This book is a comprehensive overview of the importance of progressive education in the lives of children. These passages and quotes highlight the problem of putting achievement ahead of learning.
“Our kids may hate school, but we accept it as a fact of life. Instead of demanding that our children get better than we got, it’s as though our position was:” Listen if it was bad enough for me, it’s bad enough for my kids.
What is the cost of putting ”How well am I doing?” ahead of “What am I learning?
For students, putting “Achievement” ahead of “Learning”:
1 Undermines their interest
2 Makes failure seem overwhelming
3 Leads students to avoid challenging themselves
4 Reduces the quality of learning and
5 Invites students to think about how smart they are instead of how hard they tried.
When students are required to constantly think about their performance(grades) the first casualty is their attitude toward learning. For students to become engaged they have to experience the broad contours of the lesson as relevant. The teacher starts where they are and invites them to move further. He presents new ideas, surprising facts, unfamiliar voices, in such a way that their interest swells beyond where it used to be and they want to know more. This takes real skill.
A common characteristic of the very best classroom-kids are taken seriously. Educators who do the most for children are those who honor, and work hard to find out, what children already know. They start where the student is and work from there. They try to figure out what the students need and where their interests lie. Superb teachers strive constantly to imagine how things look from the child’s point of view, what lies behind his questions and mistakes.”
“It takes a lot more skill to help children think for themselves that it does just to give them information.”

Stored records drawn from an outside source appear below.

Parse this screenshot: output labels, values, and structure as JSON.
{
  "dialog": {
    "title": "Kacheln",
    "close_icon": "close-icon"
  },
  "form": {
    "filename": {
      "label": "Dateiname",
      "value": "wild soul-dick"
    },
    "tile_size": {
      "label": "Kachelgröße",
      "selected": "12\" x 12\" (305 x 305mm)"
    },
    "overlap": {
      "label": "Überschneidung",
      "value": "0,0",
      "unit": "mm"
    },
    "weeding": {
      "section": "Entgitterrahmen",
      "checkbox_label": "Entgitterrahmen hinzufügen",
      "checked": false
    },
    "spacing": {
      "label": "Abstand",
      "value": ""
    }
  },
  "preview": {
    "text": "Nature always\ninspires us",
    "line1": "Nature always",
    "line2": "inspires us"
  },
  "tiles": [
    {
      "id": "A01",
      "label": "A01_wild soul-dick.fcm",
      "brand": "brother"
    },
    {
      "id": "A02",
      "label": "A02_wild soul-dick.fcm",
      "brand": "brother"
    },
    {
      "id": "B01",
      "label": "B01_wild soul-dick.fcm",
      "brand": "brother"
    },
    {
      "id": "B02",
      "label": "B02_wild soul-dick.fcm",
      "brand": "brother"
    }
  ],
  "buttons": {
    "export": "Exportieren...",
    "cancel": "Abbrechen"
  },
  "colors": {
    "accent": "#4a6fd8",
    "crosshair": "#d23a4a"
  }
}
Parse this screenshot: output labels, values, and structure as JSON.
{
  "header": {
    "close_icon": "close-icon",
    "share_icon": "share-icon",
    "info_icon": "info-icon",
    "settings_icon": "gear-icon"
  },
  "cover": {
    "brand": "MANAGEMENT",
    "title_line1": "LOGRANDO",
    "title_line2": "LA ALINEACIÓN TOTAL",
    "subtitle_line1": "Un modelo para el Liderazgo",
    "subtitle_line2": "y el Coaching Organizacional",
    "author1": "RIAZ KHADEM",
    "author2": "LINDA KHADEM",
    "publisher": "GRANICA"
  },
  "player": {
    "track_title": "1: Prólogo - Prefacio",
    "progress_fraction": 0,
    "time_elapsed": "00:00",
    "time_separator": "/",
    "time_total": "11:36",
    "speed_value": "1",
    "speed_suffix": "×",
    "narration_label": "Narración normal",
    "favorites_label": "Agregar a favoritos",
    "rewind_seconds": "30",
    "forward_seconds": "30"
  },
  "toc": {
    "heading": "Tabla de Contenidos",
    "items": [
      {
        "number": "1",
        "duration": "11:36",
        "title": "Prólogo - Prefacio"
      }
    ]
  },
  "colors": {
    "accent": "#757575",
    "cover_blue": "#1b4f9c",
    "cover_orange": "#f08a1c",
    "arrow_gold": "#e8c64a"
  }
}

“If the point is to succeed rather than to stretch one’s thinking, it is logical for a student to want to do whatever is easiest. That will maximize the probability for success and minimize the probability of failure. Once students start thinking this way it’s hard to stop. Even when they are not being evaluated. They have gotten into the habit of picking easy things to do so they’ll appear smart. If they internalized the imperative to get good grades they’ll still be looking for the easy courses in college.”